6.828 2011 Lecture 4: Process Creation

big picture
  getting xv6 as far as the first process
  load kernel
  temporary page table
  real page table
  create process
  switch to process
  exec /init

why do we care about VM?
  implements address spaces:
    force each process to only r/w its own memory (bugs, security)
    user code at predictable addresses
    big contiguous user address space

where we were on Wednesday
  setting up a page table for xv6 kernel
  diagram of virtual address space
     0x80000000
     0x00000000   
  each process has its own page table
  plus one for when not running a process (e.g. early in boot)

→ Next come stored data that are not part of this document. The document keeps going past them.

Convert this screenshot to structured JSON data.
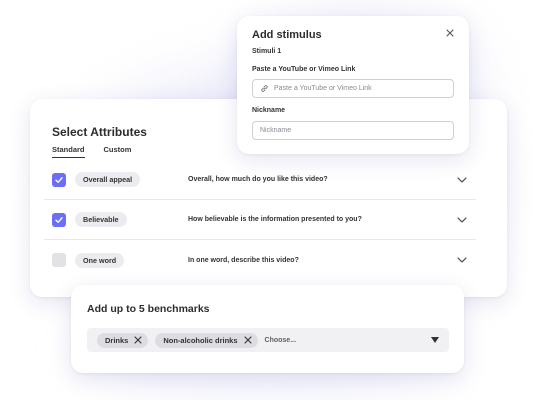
{
  "attributes": {
    "title": "Select Attributes",
    "tabs": [
      {
        "label": "Standard",
        "active": true
      },
      {
        "label": "Custom",
        "active": false
      }
    ],
    "rows": [
      {
        "checked": true,
        "attribute": "Overall appeal",
        "question": "Overall, how much do you like this video?"
      },
      {
        "checked": true,
        "attribute": "Believable",
        "question": "How believable is the information presented to you?"
      },
      {
        "checked": false,
        "attribute": "One word",
        "question": "In one word, describe this video?"
      }
    ]
  },
  "stimulus": {
    "title": "Add stimulus",
    "subtitle": "Stimuli 1",
    "link_label": "Paste a YouTube or Vimeo Link",
    "link_placeholder": "Paste a YouTube or Vimeo Link",
    "nickname_label": "Nickname",
    "nickname_placeholder": "Nickname"
  },
  "benchmarks": {
    "title": "Add up to 5 benchmarks",
    "chips": [
      "Drinks",
      "Non-alcoholic drinks"
    ],
    "placeholder": "Choose..."
  },
  "colors": {
    "accent": "#6b6ef6",
    "checkbox_off": "#e1e1e6",
    "pill_bg": "#ececf0",
    "select_bg": "#f1f1f4"
  },
  "icons": [
    "check-icon",
    "chevron-down-icon",
    "close-icon",
    "link-icon",
    "remove-chip-icon",
    "caret-down-icon"
  ]
}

quick review of x86 page directory / page table
  [diagram: cr3, 1024 PDEs, 1024 page table pages]
  see last week's handout
  PTE: 22 bits phys addr, 12 flag bits
  translation: 10, 10, 12

we were early in main(), in kvmalloc(), after setupkvm()
  sheet 17

let's look at the page table (kpgdir) that setupkvm produces
(gdb) break kvmalloc
(gdb) next
(gdb) print/x kpgdir[0]
why is is zero?

let's look up a virtual address
  how about the first instruction of kvmalloc
  (gdb) x/i kvmalloc
  0x80107990 <kvmalloc>:  push   %ebp
  how would we translate 0x80107990 to a physical address?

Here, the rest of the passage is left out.